Depuis novembre 2015, les discours relatifs à l’état d’urgence précisent que ce dernier cible les djihadistes, terroristes islamistes, qu’ils soient français ou d’origine étrangère. Il cible également leurs sympathisants et leurs réseaux de “soutien”. Dans les faits, des télescopages s’opèrent avec l’actualité, dans une application politicienne des mesures prévues. Dans le cadre de la COP21, des militants écologistes ou altermondialistes notamment ont fait l’objet de mesures d’assignation à domicile et de perquisitions administratives – non sans critiques et oppositions devant les tribunaux administratifs -, rejoignant pour partie les craintes exprimées dès 1955 par les opposants à cet état d’exception. Cet élargissement du
“public” ciblé témoigne également des logiques traditionnelles de fonctionnement des autorités policières et administratives. Mobilisant ce cadre juridique exceptionnel, celles-ci visent l’ensemble des groupes qu’elles considèrent comme de potentiels troubles à l’ordre public, se refusant à en limiter l’application à un seul groupe cible. Dans une perspective technicienne et professionnelle de l’exercice de la sécurité, ces institutions mobilisent des outils exceptionnels pour assurer des surveillances “normales” ou déjà en cours avant les évènements de la fin de l’année.

Les grilles de lectures des groupes cibles de l’état d’urgence sont multiples : elles se rejoignent toutes en clivant la société française, opposant facteurs de risques (une minorité) et parties saines de celle-ci (la majorité). Pour autant, il faut constater qu’au-delà de ces clivages, l’état d’urgence a été mobilisé tant par des majorités de gauche que de droite. Cet état de fait témoigne de l’adhésion gouvernementale à son égard. Il est ancré dans les options possibles dont dispose l’exécutif dans les politiques publiques de gestion des risques, pour mener à son terme la mission de protection des biens et des personnes attribuées à l’État contemporain.

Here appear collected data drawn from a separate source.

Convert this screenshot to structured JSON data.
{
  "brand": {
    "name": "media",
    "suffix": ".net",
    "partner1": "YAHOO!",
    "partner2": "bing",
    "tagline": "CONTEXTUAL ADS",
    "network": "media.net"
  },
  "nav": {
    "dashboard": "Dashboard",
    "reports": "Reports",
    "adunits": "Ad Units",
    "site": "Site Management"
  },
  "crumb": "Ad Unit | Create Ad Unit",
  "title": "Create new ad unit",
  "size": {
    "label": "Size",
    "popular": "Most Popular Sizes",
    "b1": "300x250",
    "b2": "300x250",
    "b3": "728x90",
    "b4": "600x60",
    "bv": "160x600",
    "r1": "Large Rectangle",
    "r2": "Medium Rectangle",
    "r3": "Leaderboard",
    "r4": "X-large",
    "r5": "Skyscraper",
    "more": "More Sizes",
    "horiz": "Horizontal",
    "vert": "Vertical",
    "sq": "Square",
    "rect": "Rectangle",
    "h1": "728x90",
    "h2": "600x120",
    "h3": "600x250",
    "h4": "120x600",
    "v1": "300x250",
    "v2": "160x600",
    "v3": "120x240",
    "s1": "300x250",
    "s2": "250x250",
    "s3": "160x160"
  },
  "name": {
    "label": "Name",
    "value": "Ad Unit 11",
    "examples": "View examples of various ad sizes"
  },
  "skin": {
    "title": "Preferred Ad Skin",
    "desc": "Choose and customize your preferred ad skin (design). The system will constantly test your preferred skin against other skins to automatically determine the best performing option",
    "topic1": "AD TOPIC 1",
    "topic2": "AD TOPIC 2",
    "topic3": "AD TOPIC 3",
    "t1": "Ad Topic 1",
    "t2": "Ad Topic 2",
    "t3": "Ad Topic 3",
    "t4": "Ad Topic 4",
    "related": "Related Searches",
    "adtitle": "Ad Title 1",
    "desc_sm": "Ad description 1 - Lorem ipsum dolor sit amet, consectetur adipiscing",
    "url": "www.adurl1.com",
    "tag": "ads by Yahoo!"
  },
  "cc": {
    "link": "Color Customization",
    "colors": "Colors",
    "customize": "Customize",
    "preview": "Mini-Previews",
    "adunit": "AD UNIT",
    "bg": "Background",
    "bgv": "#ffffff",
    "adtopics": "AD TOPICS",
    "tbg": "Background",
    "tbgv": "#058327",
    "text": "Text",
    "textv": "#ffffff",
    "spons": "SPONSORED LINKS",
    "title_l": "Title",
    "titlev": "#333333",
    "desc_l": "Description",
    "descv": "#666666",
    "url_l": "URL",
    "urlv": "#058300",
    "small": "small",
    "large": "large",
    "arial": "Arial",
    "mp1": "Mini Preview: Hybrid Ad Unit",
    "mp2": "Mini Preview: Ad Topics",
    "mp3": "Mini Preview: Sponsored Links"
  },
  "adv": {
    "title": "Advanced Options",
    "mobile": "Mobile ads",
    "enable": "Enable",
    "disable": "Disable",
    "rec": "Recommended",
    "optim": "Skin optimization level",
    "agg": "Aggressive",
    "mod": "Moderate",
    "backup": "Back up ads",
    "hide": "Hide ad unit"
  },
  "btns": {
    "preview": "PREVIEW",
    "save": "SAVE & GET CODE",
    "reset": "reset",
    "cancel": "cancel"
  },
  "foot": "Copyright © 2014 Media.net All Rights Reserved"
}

Des mesures multiples et une situation transitoire ?

Par définition, la promulgation de l’état d’urgence est prévue pour une durée limitée, celle du temps que dure la situation exceptionnelle. Dès son entrée en vigueur, les autorités responsables ont à l’esprit la mise en uvre d’un processus pour normaliser la vie publique. L’équation est difficile alors que sa promulgation, à haute portée symbolique, est souvent un message envers la population. De 1955 à 2005, la durée de l’état d’urgence a été variable, de quelques semaines à un peu moins de deux ans (de 1961 à 1963). La sortie effective de l’état d’urgence n’est pas toujours imputable à la résolution définitive (notion d’ailleurs toute relative) du problème. En 1955, sa fin découle de la dissolution de l’Assemblée nationale et en 1958
de la chute du gouvernement. De 1961 à 1963, l’état d’urgence est plusieurs fois prorogé, alors même que le conflit algérien est terminé depuis l’année précédente. En Nouvelle-Calédonie, il est appliqué six mois, avant qu’une loi ne le prolonge partiellement, mais sous une autre forme, en transférant à un haut-commissaire de la République une série de compétences du préfet. Enfin, lors des émeutes de novembre 2005, sous une pression croissante, l’état d’urgence est aboli le 4 janvier 2006, une fois passé le risque des fêtes de fin d’année.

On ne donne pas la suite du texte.